Scholz räumt Vertrauenskrise ein - Europawahl "war ein Einschnitt"
Bundeskanzler Olaf Scholz (SPD) hat eine Vertrauenskrise in der deutschen Politik eingeräumt. "Ständige Krisenerfahrungen haben Vertrauen erschüttert, das kann man gar nicht anders sagen", sagte Scholz am Mittwoch in einer Regierungserklärung im Bundestag in Berlin. Es gebe aktuell einen "Wettbewerb mit dem Populisten und Extremisten, die Sorgen der Bürgerinnen und Bürger für ihre Zwecke missbrauchen", sagte der Kanzler. Die Politik stehe vor der Aufgabe, der Verunsicherung entgegenzuwirken: "Was wir tun müssen ist, die Sicherheit stärken - die Sicherheit im Inneren und Äußeren."
Das Thema Sicherheit werde "klare Priorität" in dem Haushaltsentwurf für das kommende Jahr haben, den die Koalition im Juli vorlegen werde, kündigte Scholz in der Regierungserklärung zu den bevorstehenden Gipfeln von EU und Nato an. "Ohne Sicherheit ist alles nichts - und das werden wir mit dem, was wir hier auf den Weg bringen, auch zum Ausdruck bringen."
Scholz bezeichnete das Ergebnis der Europawahl, bei der seine Partei ein historisch schlechtes Ergebnis eingefahren hatte, als "Einschnitt": Das Ergebnis habe gezeigt, "dass ganz offenbar angesichts all der vielen Krisen vielen die Zuversicht abhanden gekommen ist" sagte er. Daraus folge ein Auftrag an die Regierung: "Wir müssen dort, wo Zuversicht fehlt, sie neu begründen."

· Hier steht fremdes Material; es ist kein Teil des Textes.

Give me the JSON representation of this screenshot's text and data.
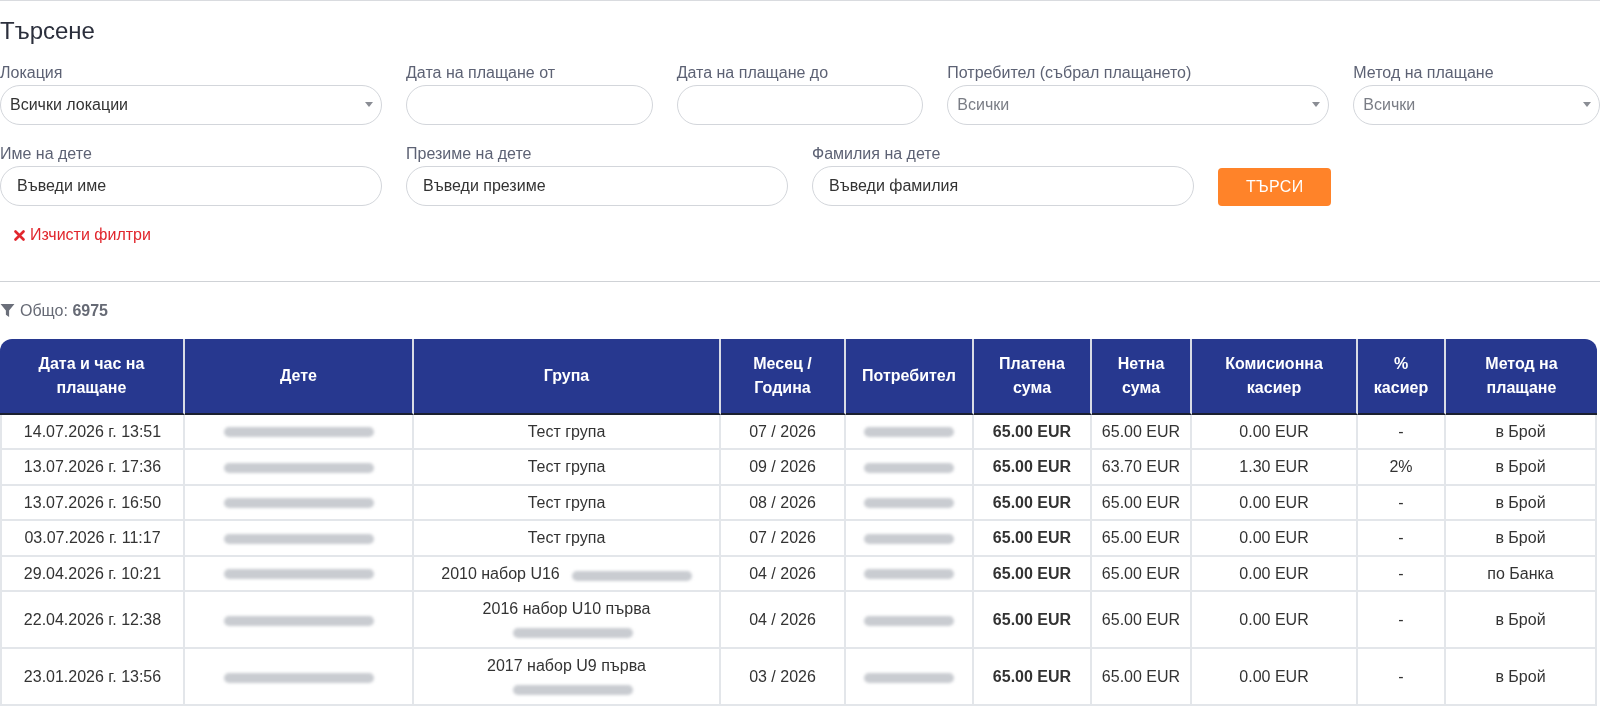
{
  "heading": "Търсене",
  "filters": [
    {
      "kind": "select",
      "label": "Локация",
      "value": "Всички локации"
    },
    {
      "kind": "date",
      "label": "Дата на плащане от"
    },
    {
      "kind": "date",
      "label": "Дата на плащане до"
    },
    {
      "kind": "select",
      "label": "Потребител (събрал плащането)",
      "placeholder": "Всички"
    },
    {
      "kind": "select",
      "label": "Метод на плащане",
      "placeholder": "Всички"
    },
    {
      "kind": "text",
      "label": "Име на дете",
      "placeholder": "Въведи име"
    },
    {
      "kind": "text",
      "label": "Презиме на дете",
      "placeholder": "Въведи презиме"
    },
    {
      "kind": "text",
      "label": "Фамилия на дете",
      "placeholder": "Въведи фамилия"
    }
  ],
  "search_button": "ТЪРСИ",
  "clear_filters": "Изчисти филтри",
  "total": {
    "label": "Общо:",
    "value": "6975"
  },
  "table": {
    "columns": [
      "Дата и час на плащане",
      "Дете",
      "Група",
      "Месец / Година",
      "Потребител",
      "Платена сума",
      "Нетна сума",
      "Комисионна касиер",
      "% касиер",
      "Метод на плащане"
    ],
    "rows": [
      {
        "date": "14.07.2026 г. 13:51",
        "child_blurred": true,
        "group": "Тест група",
        "month": "07 / 2026",
        "user_blurred": true,
        "paid": "65.00 EUR",
        "net": "65.00 EUR",
        "commission": "0.00 EUR",
        "percent": "-",
        "method": "в Брой"
      },
      {
        "date": "13.07.2026 г. 17:36",
        "child_blurred": true,
        "group": "Тест група",
        "month": "09 / 2026",
        "user_blurred": true,
        "paid": "65.00 EUR",
        "net": "63.70 EUR",
        "commission": "1.30 EUR",
        "percent": "2%",
        "method": "в Брой"
      },
      {
        "date": "13.07.2026 г. 16:50",
        "child_blurred": true,
        "group": "Тест група",
        "month": "08 / 2026",
        "user_blurred": true,
        "paid": "65.00 EUR",
        "net": "65.00 EUR",
        "commission": "0.00 EUR",
        "percent": "-",
        "method": "в Брой"
      },
      {
        "date": "03.07.2026 г. 11:17",
        "child_blurred": true,
        "group": "Тест група",
        "month": "07 / 2026",
        "user_blurred": true,
        "paid": "65.00 EUR",
        "net": "65.00 EUR",
        "commission": "0.00 EUR",
        "percent": "-",
        "method": "в Брой"
      },
      {
        "date": "29.04.2026 г. 10:21",
        "child_blurred": true,
        "group": "2010 набор U16",
        "coach_blurred": true,
        "month": "04 / 2026",
        "user_blurred": true,
        "paid": "65.00 EUR",
        "net": "65.00 EUR",
        "commission": "0.00 EUR",
        "percent": "-",
        "method": "по Банка"
      },
      {
        "date": "22.04.2026 г. 12:38",
        "child_blurred": true,
        "group": "2016 набор U10 първа",
        "coach_blurred": true,
        "month": "04 / 2026",
        "user_blurred": true,
        "paid": "65.00 EUR",
        "net": "65.00 EUR",
        "commission": "0.00 EUR",
        "percent": "-",
        "method": "в Брой"
      },
      {
        "date": "23.01.2026 г. 13:56",
        "child_blurred": true,
        "group": "2017 набор U9 първа",
        "coach_blurred": true,
        "month": "03 / 2026",
        "user_blurred": true,
        "paid": "65.00 EUR",
        "net": "65.00 EUR",
        "commission": "0.00 EUR",
        "percent": "-",
        "method": "в Брой"
      }
    ]
  }
}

Einsparungen im Sozialbereich lehnte Scholz ab, weil dies zu Lasten des gesellschaftlichen Zusammenhalts gehen würde: Es dürfe "keine Einschnitte geben bei der sozialen Gerechtigkeit, bei Gesundheit, Pflege oder Rente". Ziel der Regierung müsse es sein, dass die Wirtschaft wieder schneller wachse - denn der Staat habe mehr Ausgabenspielraum, "wenn der Kuchen wächst".
Seine Koalition werde deshalb gemeinsam mit dem Haushaltsentwurf einen "Wachstumsturbo" mit auf den Weg bringen, sagte Scholz. Dazu gebe es "sehr kollegiale Gespräche in der Bundesregierung", fügte der Kanzler hinzu - und erntete dafür Gelächter von der Opposition.
Eindringlich warnte der Kanzler vor Verteilungsdebatten - der Schwerpunkt müsse viel eher auf der Konjunkturbelebung liegen. Scholz beklagte eine "unglaubliche Ausbreitung des Nullsummen-Denkens". Dieses führe nur "zu Neid und Missgunst und nicht zum Miteinander".